[Date Prev][Date Next][Thread Prev][Thread Next][Date Index][Thread Index]
Re: Re: Re: RE: RE: starship-design: Re: Perihelion Maneuver
In a message dated 12/4/97 9:27:13 PM, firstname.lastname@example.org wrote:
>>In a message dated 12/1/97 7:50:01 AM, email@example.com wrote:
>>>You can say Forwards pure sail system is also "simple brute force tech".
>>>Actually, it requires much less technology than this "fuel/sail" idea.
>>>It doesn't require exotic fusion technology.
>>However the drop sail/reflector had serious problems and would probably not
>>be able to function, much less acuratly target and decelerate the ship.
>> Which is why we droped it from consideration a couple years ago.

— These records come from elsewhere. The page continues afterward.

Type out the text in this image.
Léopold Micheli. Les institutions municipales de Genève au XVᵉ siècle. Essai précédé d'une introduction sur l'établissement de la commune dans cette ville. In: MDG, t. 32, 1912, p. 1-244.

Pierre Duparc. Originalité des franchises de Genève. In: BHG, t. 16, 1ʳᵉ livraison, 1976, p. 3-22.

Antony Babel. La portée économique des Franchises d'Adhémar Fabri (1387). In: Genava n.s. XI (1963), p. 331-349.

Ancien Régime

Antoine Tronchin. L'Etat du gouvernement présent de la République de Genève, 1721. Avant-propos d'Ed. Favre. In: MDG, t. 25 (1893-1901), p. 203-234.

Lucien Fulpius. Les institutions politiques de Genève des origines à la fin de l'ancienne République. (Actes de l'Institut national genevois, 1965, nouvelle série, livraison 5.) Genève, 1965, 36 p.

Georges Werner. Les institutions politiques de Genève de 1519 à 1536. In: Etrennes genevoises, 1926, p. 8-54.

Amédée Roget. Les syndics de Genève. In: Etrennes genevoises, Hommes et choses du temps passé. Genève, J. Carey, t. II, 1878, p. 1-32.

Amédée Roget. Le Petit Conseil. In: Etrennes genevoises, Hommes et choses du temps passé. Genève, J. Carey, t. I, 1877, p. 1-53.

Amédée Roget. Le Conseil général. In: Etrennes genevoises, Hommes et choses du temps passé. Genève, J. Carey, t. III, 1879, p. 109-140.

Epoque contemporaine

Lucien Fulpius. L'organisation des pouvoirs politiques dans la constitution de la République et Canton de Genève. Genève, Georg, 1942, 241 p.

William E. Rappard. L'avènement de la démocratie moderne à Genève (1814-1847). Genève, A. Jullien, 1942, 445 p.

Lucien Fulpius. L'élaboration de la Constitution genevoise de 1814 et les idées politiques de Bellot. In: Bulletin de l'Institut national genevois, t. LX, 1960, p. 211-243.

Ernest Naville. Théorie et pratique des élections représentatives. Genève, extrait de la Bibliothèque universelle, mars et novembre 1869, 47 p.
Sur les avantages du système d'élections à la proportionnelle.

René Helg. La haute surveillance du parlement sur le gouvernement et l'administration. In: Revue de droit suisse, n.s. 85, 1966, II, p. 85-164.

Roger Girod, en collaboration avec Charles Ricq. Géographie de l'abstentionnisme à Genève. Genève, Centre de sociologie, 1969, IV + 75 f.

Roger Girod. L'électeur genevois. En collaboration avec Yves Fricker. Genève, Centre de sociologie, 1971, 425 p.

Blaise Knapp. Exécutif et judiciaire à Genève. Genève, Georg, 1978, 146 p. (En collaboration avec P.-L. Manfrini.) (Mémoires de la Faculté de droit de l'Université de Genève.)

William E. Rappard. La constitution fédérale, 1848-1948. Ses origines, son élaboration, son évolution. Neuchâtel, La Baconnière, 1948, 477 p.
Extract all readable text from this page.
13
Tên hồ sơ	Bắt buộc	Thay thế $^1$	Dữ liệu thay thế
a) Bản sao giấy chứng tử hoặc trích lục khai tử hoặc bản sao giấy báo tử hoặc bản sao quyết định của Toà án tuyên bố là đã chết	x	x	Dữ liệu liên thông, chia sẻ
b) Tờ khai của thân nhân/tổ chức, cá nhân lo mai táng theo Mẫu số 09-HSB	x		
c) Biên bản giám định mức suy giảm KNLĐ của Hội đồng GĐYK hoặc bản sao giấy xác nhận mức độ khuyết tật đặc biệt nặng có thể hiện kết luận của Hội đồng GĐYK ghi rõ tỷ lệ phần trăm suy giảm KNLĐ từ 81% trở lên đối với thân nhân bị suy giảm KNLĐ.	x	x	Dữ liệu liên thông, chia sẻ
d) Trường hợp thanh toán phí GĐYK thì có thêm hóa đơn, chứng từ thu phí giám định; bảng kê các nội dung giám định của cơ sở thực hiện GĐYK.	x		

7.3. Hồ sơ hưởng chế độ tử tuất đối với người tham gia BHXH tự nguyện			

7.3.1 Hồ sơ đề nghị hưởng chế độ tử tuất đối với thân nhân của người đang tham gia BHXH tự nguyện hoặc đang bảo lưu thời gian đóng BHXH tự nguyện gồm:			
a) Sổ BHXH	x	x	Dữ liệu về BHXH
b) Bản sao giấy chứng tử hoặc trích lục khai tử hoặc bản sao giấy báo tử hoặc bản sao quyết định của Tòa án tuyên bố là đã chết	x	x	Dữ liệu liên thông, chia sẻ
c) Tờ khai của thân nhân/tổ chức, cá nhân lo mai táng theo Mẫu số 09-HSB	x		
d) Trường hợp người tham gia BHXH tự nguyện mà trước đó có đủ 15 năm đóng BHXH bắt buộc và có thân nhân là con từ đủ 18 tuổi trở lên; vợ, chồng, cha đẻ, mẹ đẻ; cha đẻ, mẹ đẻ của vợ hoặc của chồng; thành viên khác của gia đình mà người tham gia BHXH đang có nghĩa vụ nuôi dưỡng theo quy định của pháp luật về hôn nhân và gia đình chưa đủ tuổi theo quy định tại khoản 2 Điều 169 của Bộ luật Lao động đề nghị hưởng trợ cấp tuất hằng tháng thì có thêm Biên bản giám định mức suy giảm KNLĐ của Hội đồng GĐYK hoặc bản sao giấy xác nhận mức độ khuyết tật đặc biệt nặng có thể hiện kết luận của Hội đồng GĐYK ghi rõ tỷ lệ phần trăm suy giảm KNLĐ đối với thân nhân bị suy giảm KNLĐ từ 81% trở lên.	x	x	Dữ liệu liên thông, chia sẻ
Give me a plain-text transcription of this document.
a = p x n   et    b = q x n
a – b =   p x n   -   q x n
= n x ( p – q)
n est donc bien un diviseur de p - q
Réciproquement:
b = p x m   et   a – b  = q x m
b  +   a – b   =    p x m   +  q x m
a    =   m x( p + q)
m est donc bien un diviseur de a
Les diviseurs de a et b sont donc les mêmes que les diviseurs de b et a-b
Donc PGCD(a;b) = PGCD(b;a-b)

>The technical problems with Forward's pure sail system are dwarfed by
>the technical challenge of building the astronomical beam emitter
>system in the first place.
Not really, the latter is just a question of scale. We could certainly build
it, we just could afford it. Forwards system is probably technically
impossible regardless of cost.
>Consider that even his proposed 1000km lens for the smallest of his
>Starwisp proposals is already ludicrously beyond anything we can
>seriously think of building in the foreseeable future.
>>>However, the sheer size of that "brute force" is inconceivably massive.
>>So was the Sat-V concept at the time. But I agree the scale and its implied
>>cost are critical problems.
>No it wasn't. It's only a couple orders of magnitude larger than its
At the time it was proposed and designed our best boosters were failing to
lift 30 pound objects to orbit. The Sat-v was rated at 220,000 pounds to
orbit. 4 orders of magnitude performance boost out of the same integrated
system. (I'm assuming you don't consider the "only a couple orders of
The sail systems could just use fleets of (hopefully by then) 'standard'
orbital microwave power sats.
>The manned sail system is more like a dozen orders of magnitude beyond
>what we've ever done in critical areas.
>>>Especially when you consider that a modified design would only require
>>>a fraction of a percent of the effort.
>>But as I listed before, and went over with numbers, your modified design
>>wouldn't save a dramatic amount of power (possibly none), but would add a
>>serious intercept problem (scatering your hundreds of fuel packages over
>>about a light year and a half).
>You did not. You didn't even read my modified design (much less
>As I stated it, the power requirement was reduced by two orders of
>magnitude. If you want to dispute it, then at least read the
>details to my modified design.
I did, and responded a couple weeks back. You refused to read it past my
"assuming you use 200 fuel packets" line at the start.
Lets just drop this argument, its going no where.